The CRA would also be able to issue notices to third parties, including contacting a registrant's bank or receivers to demand details about an individual's assets.
The CRA would also be empowered to garnish money held by third parties.
It would be able to seize goods, vehicles and other assets where it is proven that VAT due was not paid on the goods in question. Those goods seized may be sold to cover VAT due.
According to the legislation, proceeds from seizure and auctioning of assets will be used for any other related cost involved in process of seizure and the recovery of delinquent taxes.
Goods for auction include property and other assets not exempt by law. The CRA can also publish the names of non-compliant taxpayers in the newspapers. The VAT commissioner may also recover unpaid tax by distress proceedings.
Delinquent taxpayers can also be restricted from travel until outstanding taxes are settled.
The CRA would also be able to temporarily close businesses of non-compliant taxpayers for refusal to pay taxes due.
Financial Secretary John Rolle recently told The Nassau Guardian that a strict regime would have to be put in place to avoid VAT fraud and corruption.
"First you have to have the system to detect and the right controls," Rolle said. "And second, you make sure that the punishment is severe enough to be a deterrent.
"If there is someone who is an employee of the government and they are discovered to be corrupt, they can face fines of up to $100,000 depending on the severity of their transgression, plus imprisonment.
"That is going to be a part of this, making sure that punishment for going astray or being corrupt is severe and the punishment is given out."

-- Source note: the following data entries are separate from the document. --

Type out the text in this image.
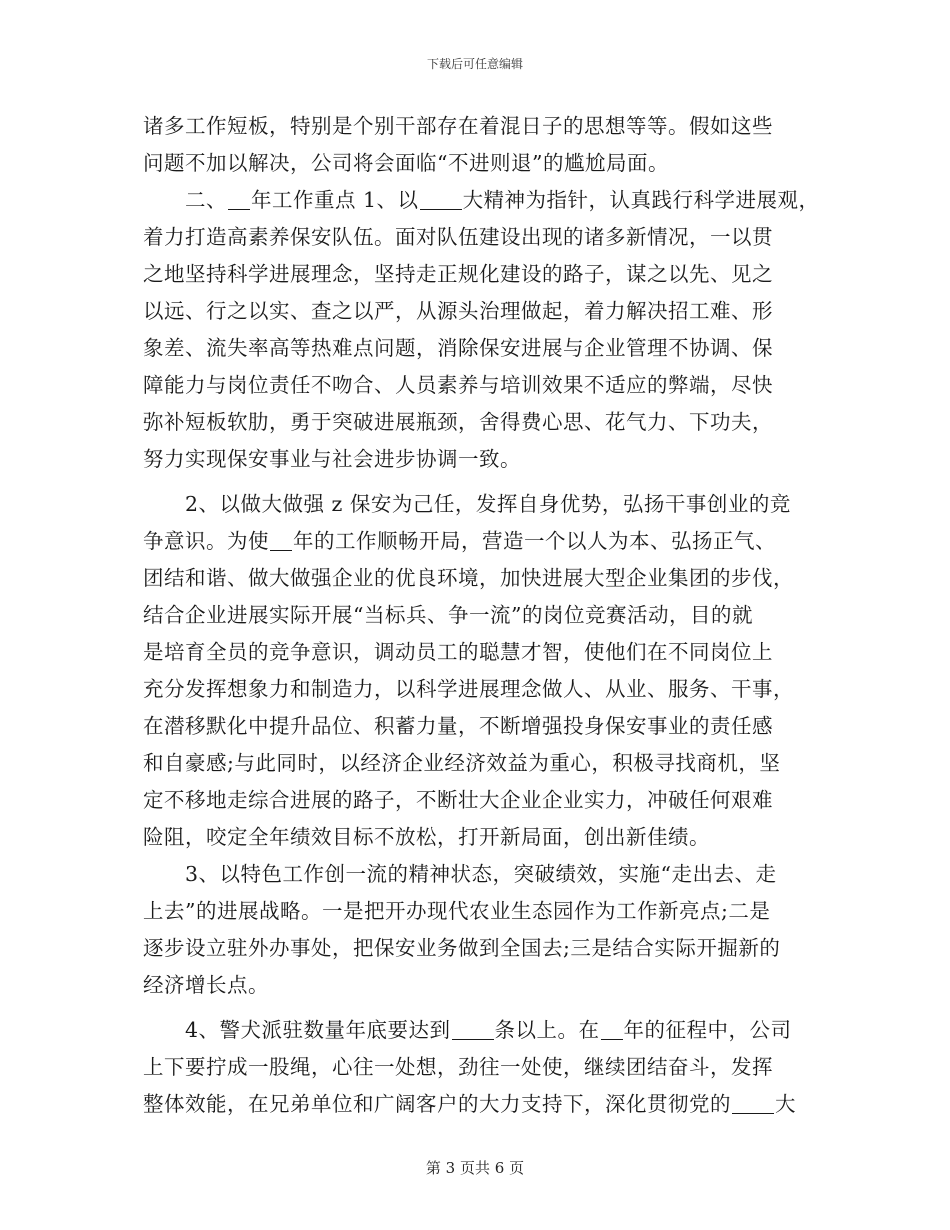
下载后可任意编辑
诸多工作短板，特别是个别干部存在着混日子的思想等等。假如这些
问题不加以解决，公司将会面临“不进则退”的尴尬局面。
二、 年工作重点 1、以 大精神为指针，认真践行科学进展观，
着力打造高素养保安队伍。面对队伍建设出现的诸多新情况，一以贯
之地坚持科学进展理念，坚持走正规化建设的路子，谋之以先、见之
以远、行之以实、查之以严，从源头治理做起，着力解决招工难、形
象差、流失率高等热难点问题，消除保安进展与企业管理不协调、保
障能力与岗位责任不吻合、人员素养与培训效果不适应的弊端，尽快
弥补短板软肋，勇于突破进展瓶颈，舍得费心思、花气力、下功夫，
努力实现保安事业与社会进步协调一致。
2、以做大做强 z 保安为己任，发挥自身优势，弘扬干事创业的竞
争意识。为使 年的工作顺畅开局，营造一个以人为本、弘扬正气、
团结和谐、做大做强企业的优良环境，加快进展大型企业集团的步伐，
结合企业进展实际开展“当标兵、争一流”的岗位竞赛活动，目的就
是培育全员的竞争意识，调动员工的聪慧才智，使他们在不同岗位上
充分发挥想象力和制造力，以科学进展理念做人、从业、服务、干事，
在潜移默化中提升品位、积蓄力量，不断增强投身保安事业的责任感
和自豪感;与此同时，以经济企业经济效益为重心，积极寻找商机，坚
定不移地走综合进展的路子，不断壮大企业企业实力，冲破任何艰难
险阻，咬定全年绩效目标不放松，打开新局面，创出新佳绩。
3、以特色工作创一流的精神状态，突破绩效，实施“走出去、走
上去”的进展战略。一是把开办现代农业生态园作为工作新亮点;二是
逐步设立驻外办事处，把保安业务做到全国去;三是结合实际开掘新的
经济增长点。
4、警犬派驻数量年底要达到 条以上。在 年的征程中，公司
上下要拧成一股绳，心往一处想，劲往一处使，继续团结奋斗，发挥
整体效能，在兄弟单位和广阔客户的大力支持下，深化贯彻党的 大
第 3 页共 6 页
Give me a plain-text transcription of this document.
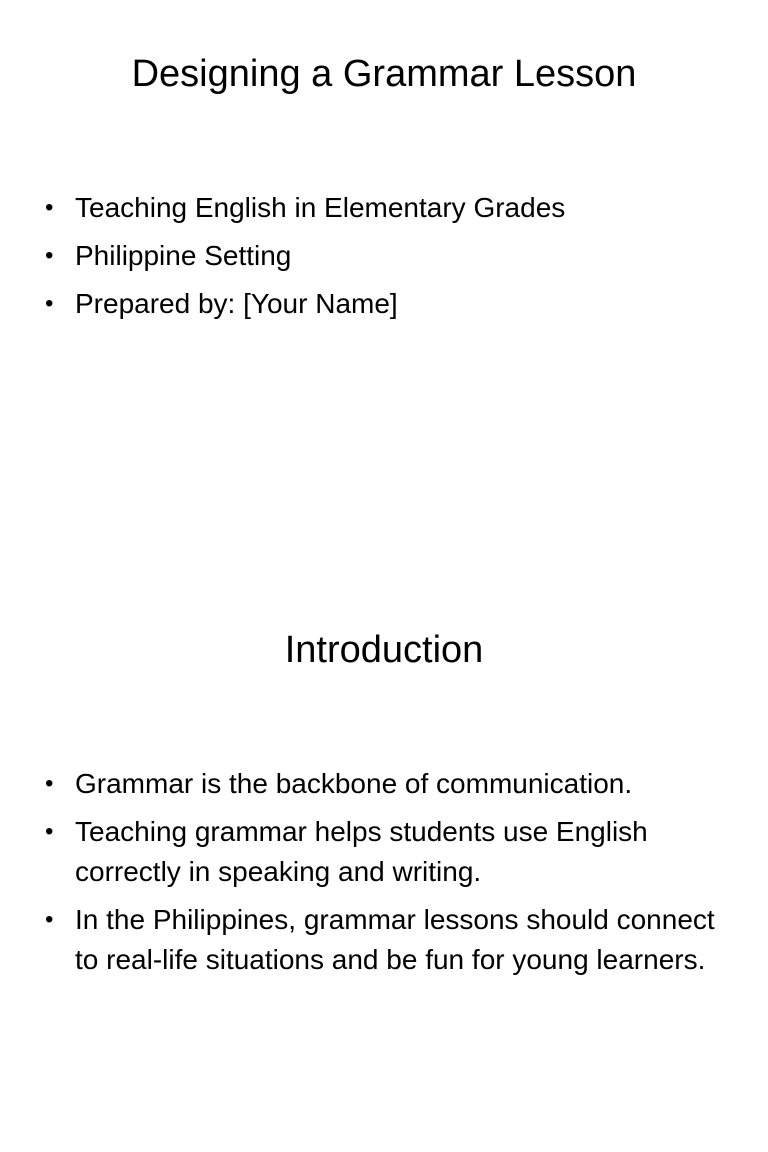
Designing a Grammar Lesson
• Teaching English in Elementary Grades
• Philippine Setting
• Prepared by: [Your Name]
Introduction
• Grammar is the backbone of communication.
• Teaching grammar helps students use English correctly in speaking and writing.
• In the Philippines, grammar lessons should connect to real-life situations and be fun for young learners.
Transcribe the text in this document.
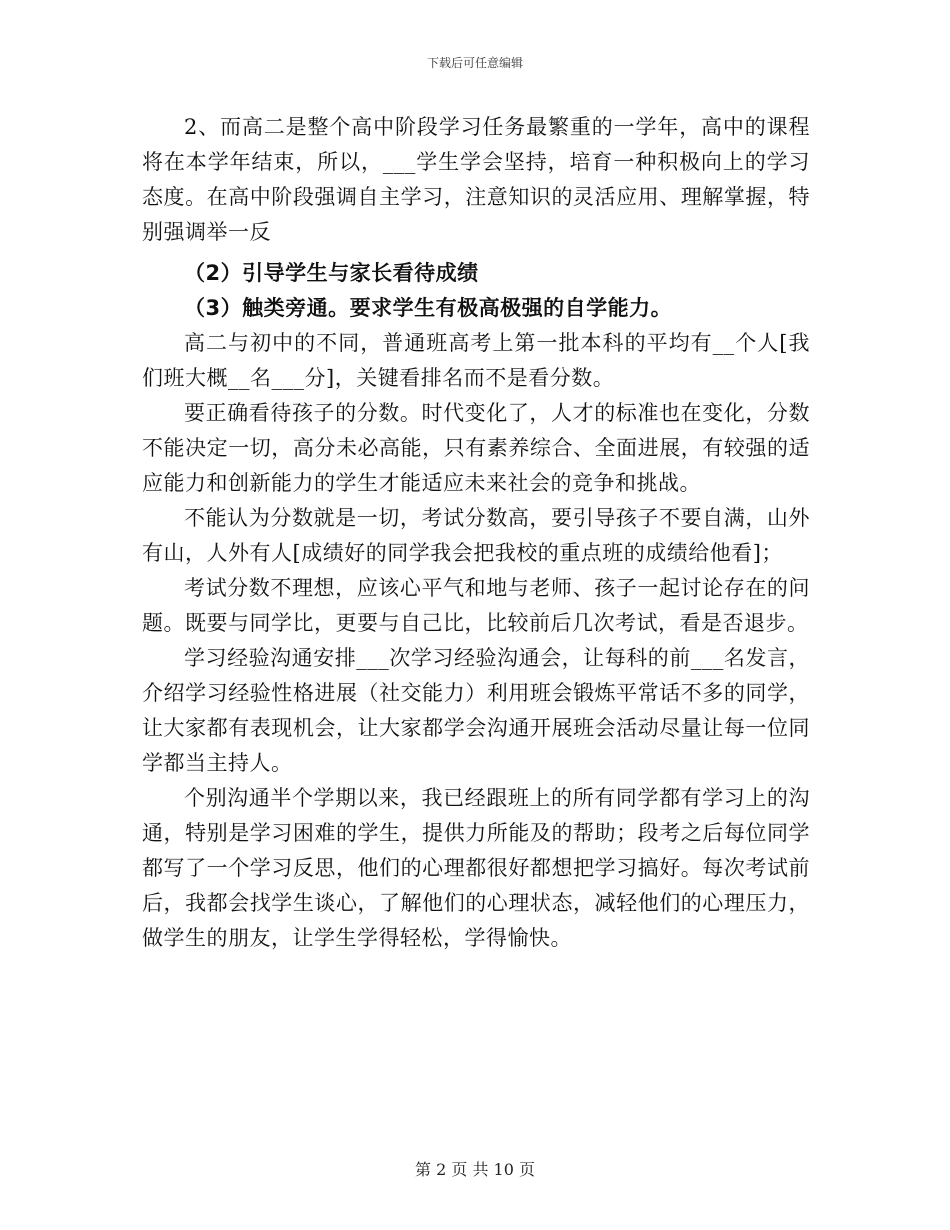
下载后可任意编辑

2、而高二是整个高中阶段学习任务最繁重的一学年，高中的课程将在本学年结束，所以，___学生学会坚持，培育一种积极向上的学习态度。在高中阶段强调自主学习，注意知识的灵活应用、理解掌握，特别强调举一反

（2）引导学生与家长看待成绩

（3）触类旁通。要求学生有极高极强的自学能力。

高二与初中的不同，普通班高考上第一批本科的平均有__个人[我们班大概__名___分]，关键看排名而不是看分数。

要正确看待孩子的分数。时代变化了，人才的标准也在变化，分数不能决定一切，高分未必高能，只有素养综合、全面进展，有较强的适应能力和创新能力的学生才能适应未来社会的竞争和挑战。

不能认为分数就是一切，考试分数高，要引导孩子不要自满，山外有山，人外有人[成绩好的同学我会把我校的重点班的成绩给他看]；

考试分数不理想，应该心平气和地与老师、孩子一起讨论存在的问题。既要与同学比，更要与自己比，比较前后几次考试，看是否退步。

学习经验沟通安排___次学习经验沟通会，让每科的前___名发言，介绍学习经验性格进展（社交能力）利用班会锻炼平常话不多的同学，让大家都有表现机会，让大家都学会沟通开展班会活动尽量让每一位同学都当主持人。

个别沟通半个学期以来，我已经跟班上的所有同学都有学习上的沟通，特别是学习困难的学生，提供力所能及的帮助；段考之后每位同学都写了一个学习反思，他们的心理都很好都想把学习搞好。每次考试前后，我都会找学生谈心，了解他们的心理状态，减轻他们的心理压力，做学生的朋友，让学生学得轻松，学得愉快。

第 2 页 共 10 页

The Ministry of Finance is setting up the CRA, which will be chiefly responsible for the collection of VAT, along with the Department of Customs.
Rolle estimates that the agency will need 150 people to run effectively.
He said the customs officers will collect VAT at the borders when non-exempt goods are imported. Business owners will be obligated to pay VAT to the Central Revenue Agency once they provide a service or sell goods.
Rolle said the Ministry of Finance will conduct spot checks, or audits, if there is reason to suspect that some businesses are trying to evade paying taxes.
The government plans to roll out VAT on July 1, 2014 at a rate of 15 percent in the wide majority of cases.